Ook een dividenduitkering kan 'verjaren' !

Als een vennootschap een goed jaar heeft gedraaid in financiële zin, kan door de aandeelhouders worden besloten de gerealiseerde winst als dividend te gaan uitkeren. Ook bestaat de mogelijkheid tussentijd een dividenduitkering te doen; een zogenaamd interim-dividend. Deze dividenduitkeringen zijn aan de nodige formaliteiten gebonden. Die moeten er voor zorgen dat geen dividend wordt uitgekeerd als de vennootschap toch niet over voldoende eigen vermogen beschikt of niet voldoende liquide middelen beschikbaar heeft. De regels hiervoor worden steeds verder aangescherpt. In een aantal gevallen zal de vennootschap bij de betalen van het dividend moeten zorgdragen voor de inhouding van dividendbelasting, ter hoogte van 15% van de ‘opbrengst’.  Dit geldt bijvoorbeeld bij een privé-aandeelhouder (als voorheffing voor de inkomstenbelasting) of bij een buitenlandse aandeelhouder.

Stel nu dat op een rechtsgeldige manier door de aandeelhouders van een vennootschap het besluit is genomen om dividend uit te keren aan deze aandeelhouders.
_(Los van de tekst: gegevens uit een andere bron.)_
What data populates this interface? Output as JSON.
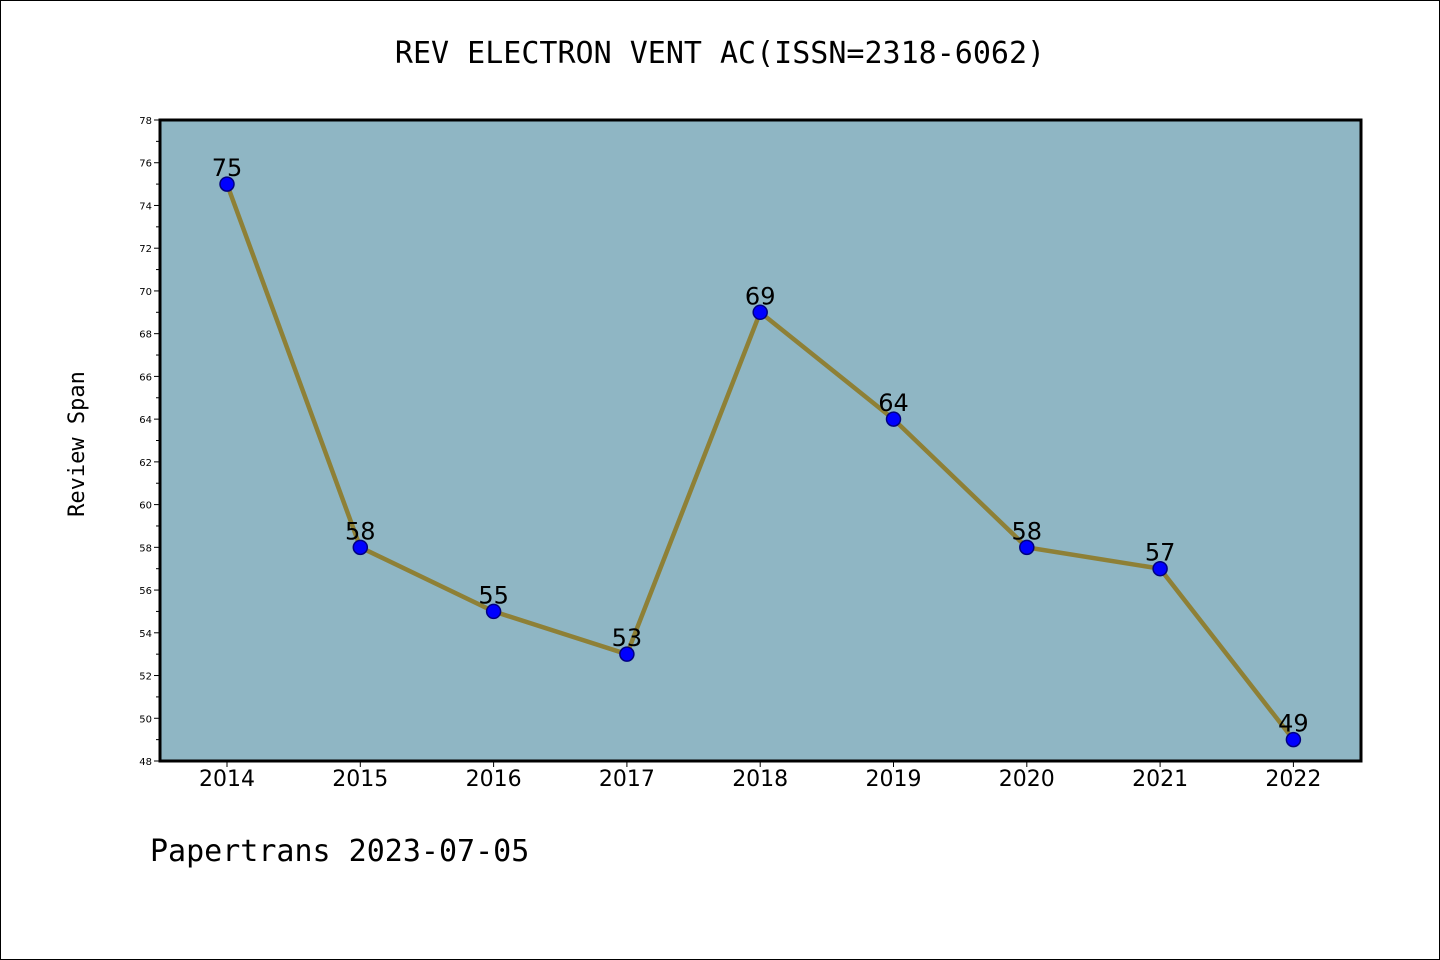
{
  "chart_data": {
    "type": "line",
    "title": "REV ELECTRON VENT AC(ISSN=2318-6062)",
    "xlabel": "",
    "ylabel": "Review Span",
    "categories": [
      "2014",
      "2015",
      "2016",
      "2017",
      "2018",
      "2019",
      "2020",
      "2021",
      "2022"
    ],
    "values": [
      75,
      58,
      55,
      53,
      69,
      64,
      58,
      57,
      49
    ],
    "ylim": [
      48,
      78
    ],
    "yticks": [
      48,
      50,
      52,
      54,
      56,
      58,
      60,
      62,
      64,
      66,
      68,
      70,
      72,
      74,
      76,
      78
    ],
    "grid": false,
    "legend": "none",
    "colors": {
      "plot_background": "#8fb6c4",
      "line": "#8e8036",
      "marker_fill": "#0000ff",
      "marker_edge": "#000080"
    }
  },
  "footer": "Papertrans 2023-07-05"
}
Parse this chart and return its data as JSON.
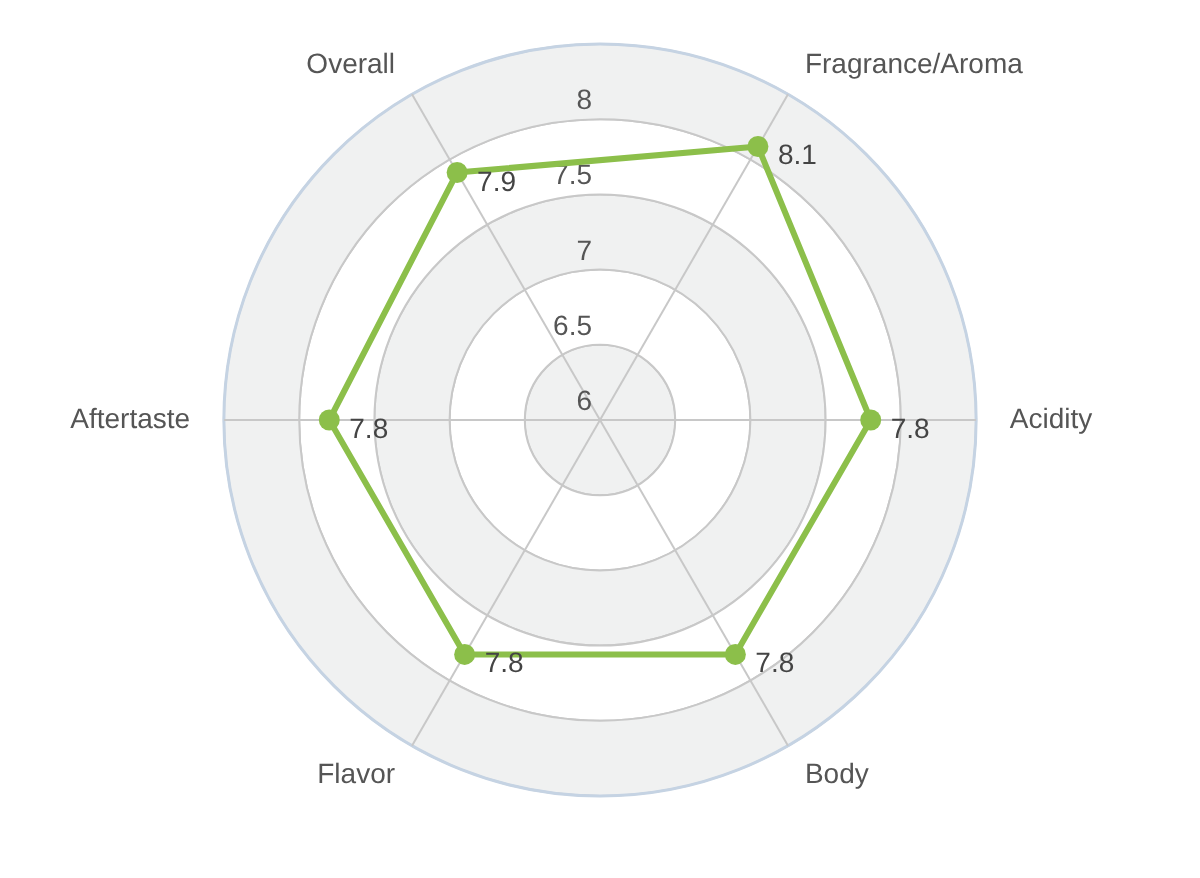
{
  "chart_data": {
    "type": "radar",
    "categories": [
      "Fragrance/Aroma",
      "Acidity",
      "Body",
      "Flavor",
      "Aftertaste",
      "Overall"
    ],
    "series": [
      {
        "color": "#8cbf4a",
        "values": [
          8.1,
          7.8,
          7.8,
          7.8,
          7.8,
          7.9
        ]
      }
    ],
    "ylim": [
      6,
      8.5
    ],
    "yticks": [
      6,
      6.5,
      7,
      7.5,
      8
    ],
    "grid": true,
    "marker": "circle",
    "line_style": "solid",
    "data_labels": true
  }
}
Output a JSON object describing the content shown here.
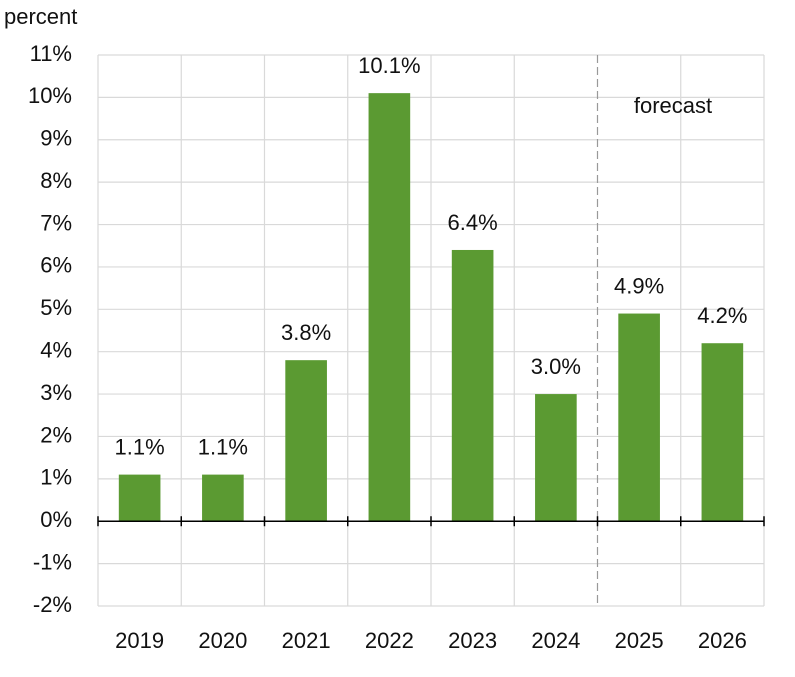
{
  "chart_data": {
    "type": "bar",
    "y_axis_label": "percent",
    "annotation": "forecast",
    "categories": [
      "2019",
      "2020",
      "2021",
      "2022",
      "2023",
      "2024",
      "2025",
      "2026"
    ],
    "values": [
      1.1,
      1.1,
      3.8,
      10.1,
      6.4,
      3.0,
      4.9,
      4.2
    ],
    "value_labels": [
      "1.1%",
      "1.1%",
      "3.8%",
      "10.1%",
      "6.4%",
      "3.0%",
      "4.9%",
      "4.2%"
    ],
    "color": "#5b9a32",
    "ylim": [
      -2,
      11
    ],
    "yticks": [
      {
        "value": -2,
        "label": "-2%"
      },
      {
        "value": -1,
        "label": "-1%"
      },
      {
        "value": 0,
        "label": "0%"
      },
      {
        "value": 1,
        "label": "1%"
      },
      {
        "value": 2,
        "label": "2%"
      },
      {
        "value": 3,
        "label": "3%"
      },
      {
        "value": 4,
        "label": "4%"
      },
      {
        "value": 5,
        "label": "5%"
      },
      {
        "value": 6,
        "label": "6%"
      },
      {
        "value": 7,
        "label": "7%"
      },
      {
        "value": 8,
        "label": "8%"
      },
      {
        "value": 9,
        "label": "9%"
      },
      {
        "value": 10,
        "label": "10%"
      },
      {
        "value": 11,
        "label": "11%"
      }
    ],
    "grid": true
  }
}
Het kan dan gebeuren dat verzuimd wordt het dividend ook daadwerkelijk aan de aandeelhouders uit te keren. Denk aan de situatie waarin dit gewoonweg wordt vergeten, of een geval waarin de vennootschap na het nemen van het dividendbesluit toch de liquide middelen voor andere doelen worden aangewend. De dividendvordering verjaart normaal gesproken vijf jaar na het nemen van het dividendbesluit.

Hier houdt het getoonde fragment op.